- Last year, the U.S. Postal Service applied for a patent that describes a blockchain-based “secure voting system.” Last week, it became public record.
- The system, if approved, would involve mailing citizens a computer-readable code that validates both identity and ballot information, all while maintaining anonymity.
- It could also account for most of President Trump’s unfounded claims about mail-in voting fraud.
The United States Postal Service (USPS) is in the crosshairs of a mail-in voting clash, with President Donald Trump blocking supplementary funding for the independent mail agency—which has financially suffered throughout the COVID-19 pandemic—and Democrats likening the move to “sabotage.”
It all adds up to disaster for the integrity of the 2020 presidential election. The USPS has warned all 50 states and Washington, D.C. that mail-in ballots might not arrive to election offices in a timely manner for counting, and mail-sorting machines are disappearing from facility lines with little to no explanation.
Now, the USPS appears to be working on a 21st-century alternative to traditional absentee ballots: blockchain-based mail-in voting. If true, it could ease Trump’s fears about voting fraud.

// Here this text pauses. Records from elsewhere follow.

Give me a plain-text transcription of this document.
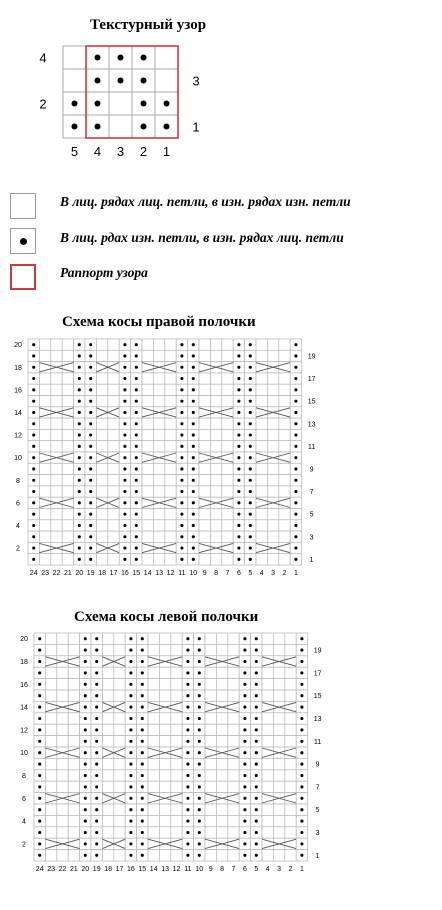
Текстурный узор
4
2
3
1
5 4 3 2 1
В лиц. рядах лиц. петли, в изн. рядах изн. петли
В лиц. рдах изн. петли, в изн. рядах лиц. петли
Раппорт узора
Схема косы правой полочки
20
18
16
14
12
10
8
6
4
2
19
17
15
13
11
9
7
5
3
1
24 23 22 21 20 19 18 17 16 15 14 13 12 11 10 9 8 7 6 5 4 3 2 1
Схема косы левой полочки
20
18
16
14
12
10
8
6
4
2
19
17
15
13
11
9
7
5
3
1
24 23 22 21 20 19 18 17 16 15 14 13 12 11 10 9 8 7 6 5 4 3 2 1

The Postal Service filed a patent application on February 7, 2019 for a “secure voting system.” The U.S. Patent and Trademark Office (USPTO) made the application public on August 13, following a routine 18-month quiet period.
The new-age voting system, if approved and implemented, would use a combination of traditional mail and machine-readable code. Specifically, the USPS would deliver registered voters a barcode of sorts that confirms identity and ballot information when uploaded online.
“The system separates voter identification and votes to ensure vote anonymity, and stores votes on a distributed ledger in a blockchain,” the inventors explain in the patent abstract.